Recorded in Stockholm, Sweden, 10/31/67, only a week after the release of Miles Smiles

“Footprints” remains the most significant of the tracks on this album. Written by Wayne Shorter and only recorded once before on his 1966 album Adam’s Apple, this is the interpretation that made it a standard. Williams and Carter each switch between 12/8 and 4/4, creating a cross-beat, in which a polyrhythm is the basis for the piece. This means that while playing different rhythms, Williams is accenting the same notes on drums as Carter is on the bass. One could think of those notes as the Gorilla glue that keeps this shoddily built model from falling apart. Speaking on the cultural roots of this particular kind of beat in his book The Clave Matrix, Afro-Cuban Rhythm: Its Principles and African Origins, David Peñalosa states “from the philosophical perspective of the African musician, cross-beats can symbolize the challenging moments or emotional stress we all encounter. Playing cross-beats while fully grounded in the main beats, prepares one for maintaining a life-purpose while dealing with life’s challenges.” And it shows in the recording: for a song called “Footprints,” it sounds like its more about a relentless chase than a cool walk through the snow.

“Freedom Jazz Dance,” written by Eddie Harris in early jazz-rock tradition, is completely turned inside out in Miles’ vision, and it's perhaps the best reflection of the innovations that Miles Smiles embodies in the Miles Dewey Davis III mythology.

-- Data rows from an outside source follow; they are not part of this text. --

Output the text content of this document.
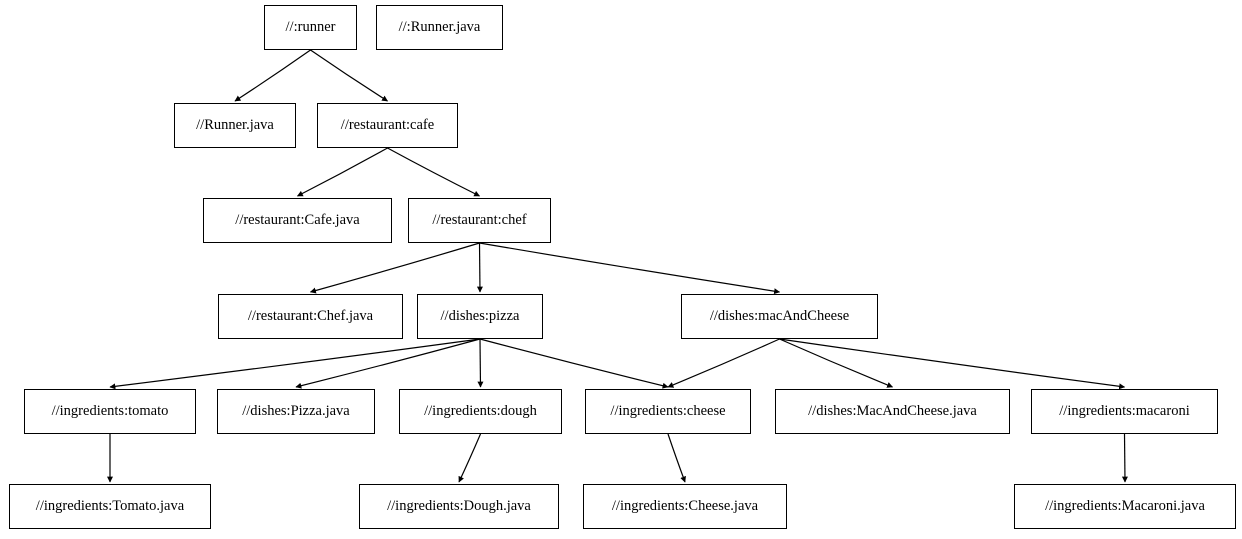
//:runner	//:Runner.java
//Runner.java	//restaurant:cafe
//restaurant:Cafe.java	//restaurant:chef
//restaurant:Chef.java	//dishes:pizza	//dishes:macAndCheese
//ingredients:tomato	//dishes:Pizza.java	//ingredients:dough	//ingredients:cheese	//dishes:MacAndCheese.java	//ingredients:macaroni
//ingredients:Tomato.java	//ingredients:Dough.java	//ingredients:Cheese.java	//ingredients:Macaroni.java
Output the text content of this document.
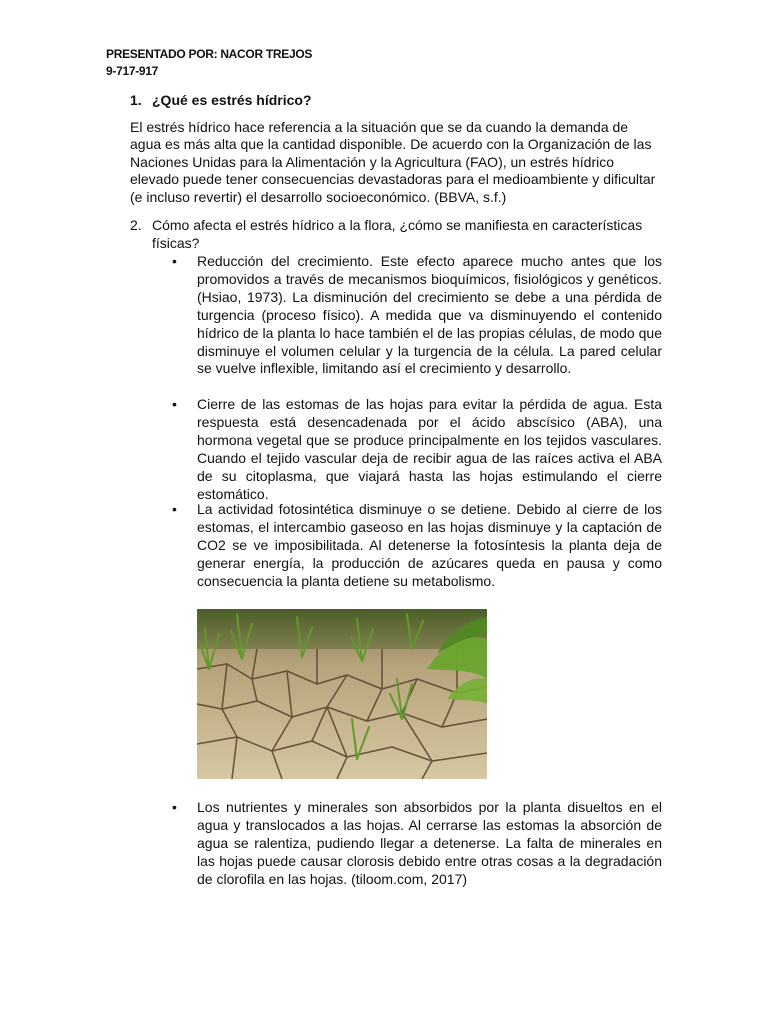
PRESENTADO POR: NACOR TREJOS
9-717-917
1. ¿Qué es estrés hídrico?
El estrés hídrico hace referencia a la situación que se da cuando la demanda de agua es más alta que la cantidad disponible. De acuerdo con la Organización de las Naciones Unidas para la Alimentación y la Agricultura (FAO), un estrés hídrico elevado puede tener consecuencias devastadoras para el medioambiente y dificultar (e incluso revertir) el desarrollo socioeconómico. (BBVA, s.f.)
2. Cómo afecta el estrés hídrico a la flora, ¿cómo se manifiesta en características físicas?
•	Reducción del crecimiento. Este efecto aparece mucho antes que los promovidos a través de mecanismos bioquímicos, fisiológicos y genéticos. (Hsiao, 1973). La disminución del crecimiento se debe a una pérdida de turgencia (proceso físico). A medida que va disminuyendo el contenido hídrico de la planta lo hace también el de las propias células, de modo que disminuye el volumen celular y la turgencia de la célula. La pared celular se vuelve inflexible, limitando así el crecimiento y desarrollo.
•	Cierre de las estomas de las hojas para evitar la pérdida de agua. Esta respuesta está desencadenada por el ácido abscísico (ABA), una hormona vegetal que se produce principalmente en los tejidos vasculares. Cuando el tejido vascular deja de recibir agua de las raíces activa el ABA de su citoplasma, que viajará hasta las hojas estimulando el cierre estomático.
•	La actividad fotosintética disminuye o se detiene. Debido al cierre de los estomas, el intercambio gaseoso en las hojas disminuye y la captación de CO2 se ve imposibilitada. Al detenerse la fotosíntesis la planta deja de generar energía, la producción de azúcares queda en pausa y como consecuencia la planta detiene su metabolismo.
•	Los nutrientes y minerales son absorbidos por la planta disueltos en el agua y translocados a las hojas. Al cerrarse las estomas la absorción de agua se ralentiza, pudiendo llegar a detenerse. La falta de minerales en las hojas puede causar clorosis debido entre otras cosas a la degradación de clorofila en las hojas. (tiloom.com, 2017)
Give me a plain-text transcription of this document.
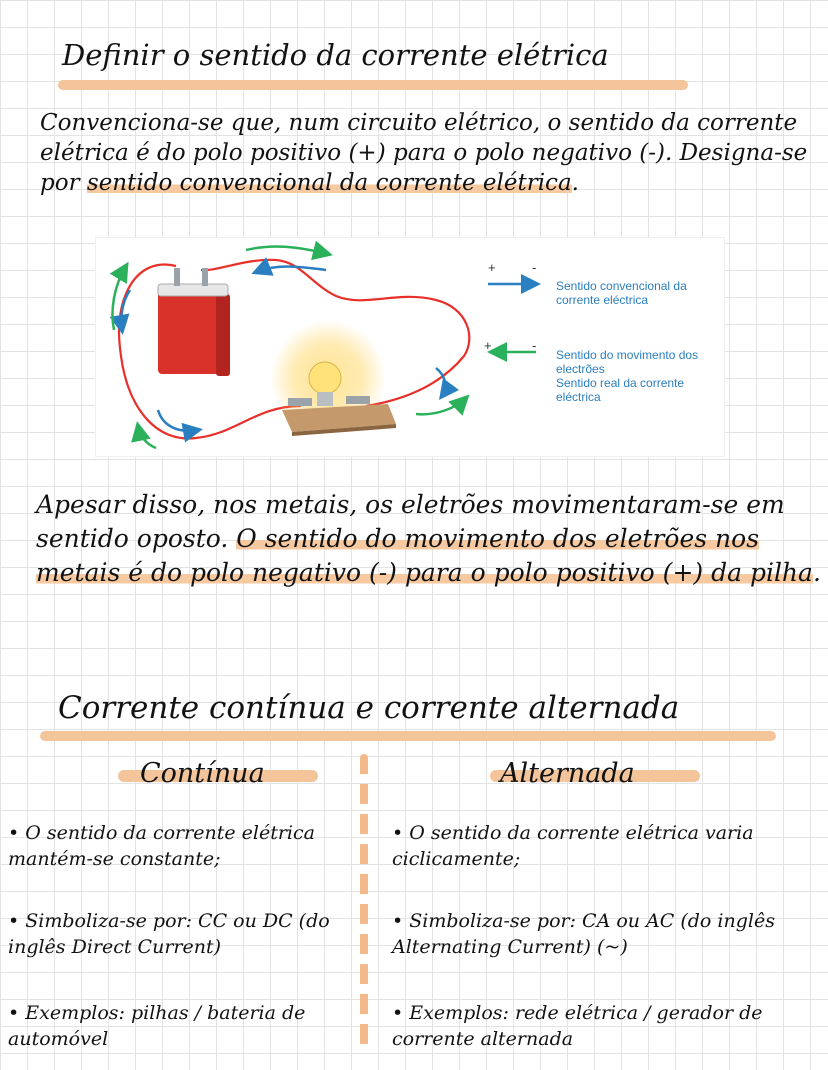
Definir o sentido da corrente elétrica
Convenciona-se que, num circuito elétrico, o sentido da corrente elétrica é do polo positivo (+) para o polo negativo (-). Designa-se por sentido convencional da corrente elétrica.
+	-
+	-
Sentido convencional da corrente eléctrica
Sentido do movimento dos electrões
Sentido real da corrente eléctrica
Apesar disso, nos metais, os eletrões movimentaram-se em sentido oposto. O sentido do movimento dos eletrões nos metais é do polo negativo (-) para o polo positivo (+) da pilha.
Corrente contínua e corrente alternada
Contínua	Alternada
• O sentido da corrente elétrica mantém-se constante;
• Simboliza-se por: CC ou DC (do inglês Direct Current)
• Exemplos: pilhas / bateria de automóvel
• O sentido da corrente elétrica varia ciclicamente;
• Simboliza-se por: CA ou AC (do inglês Alternating Current) (~)
• Exemplos: rede elétrica / gerador de corrente alternada
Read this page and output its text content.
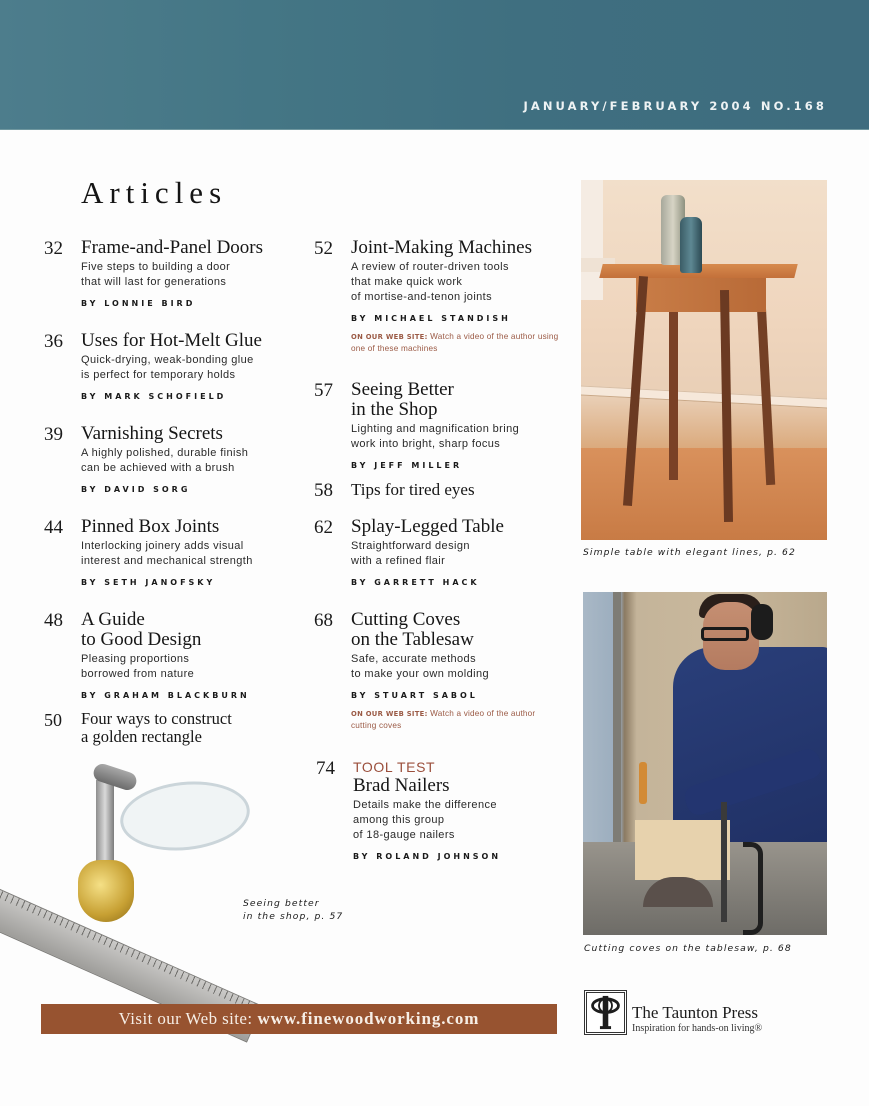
JANUARY/FEBRUARY 2004 NO.168
Articles
32 Frame-and-Panel Doors
Five steps to building a door
that will last for generations
BY LONNIE BIRD
36 Uses for Hot-Melt Glue
Quick-drying, weak-bonding glue
is perfect for temporary holds
BY MARK SCHOFIELD
39 Varnishing Secrets
A highly polished, durable finish
can be achieved with a brush
BY DAVID SORG
44 Pinned Box Joints
Interlocking joinery adds visual
interest and mechanical strength
BY SETH JANOFSKY
48 A Guide
to Good Design
Pleasing proportions
borrowed from nature
BY GRAHAM BLACKBURN
50	Four ways to construct
a golden rectangle
52 Joint-Making Machines
A review of router-driven tools
that make quick work
of mortise-and-tenon joints
BY MICHAEL STANDISH
ON OUR WEB SITE: Watch a video of the author using
one of these machines
57 Seeing Better
in the Shop
Lighting and magnification bring
work into bright, sharp focus
BY JEFF MILLER
58	Tips for tired eyes
62 Splay-Legged Table
Straightforward design
with a refined flair
BY GARRETT HACK
68 Cutting Coves
on the Tablesaw
Safe, accurate methods
to make your own molding
BY STUART SABOL
ON OUR WEB SITE: Watch a video of the author
cutting coves
74	TOOL TEST
Brad Nailers
Details make the difference
among this group
of 18-gauge nailers
BY ROLAND JOHNSON
Simple table with elegant lines, p. 62
Cutting coves on the tablesaw, p. 68
Seeing better
in the shop, p. 57
Visit our Web site: www.finewoodworking.com	The Taunton Press
Inspiration for hands-on living®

It’s almost as if Miles wanted to be in even more control. It’s a one chord track; riding Bb7 from Tony Williams’ introductory triplets on the ride and snare until all five separate entities come together to rubber band through a dissonantly jubilant angular melody one last time. This allows for an incredible amount of freedom for each of the soloists to venture forth chromatically or modally, extracting some of the most off-the-wall and disorienting instrumental verses on the album.

52 years later, the creative ebullience on display in every corner of Miles Smiles shines through brighter than ever. It’s a portrait of turbulence, and one that's never afraid to allow the beauty of such a mess take center stage. Miles made music that harnesses emotions and sentimentality that is foreign to written language. Kicking on Miles Smiles while walking down the street is enough to romanticize even the most mundane of metropolitan happenings. It’s an album that aims to highlight just how loud everything that surrounds us is, while never distracting from who stands at center stage. Miles Smiles is the view from the top of the world, an album that accepts each listener as insular, and their surroundings as unwieldy yet impressionable.

Miles Smiles is an album meant to embody the restlessness of everyday life, in all its mysterious and divergent ways.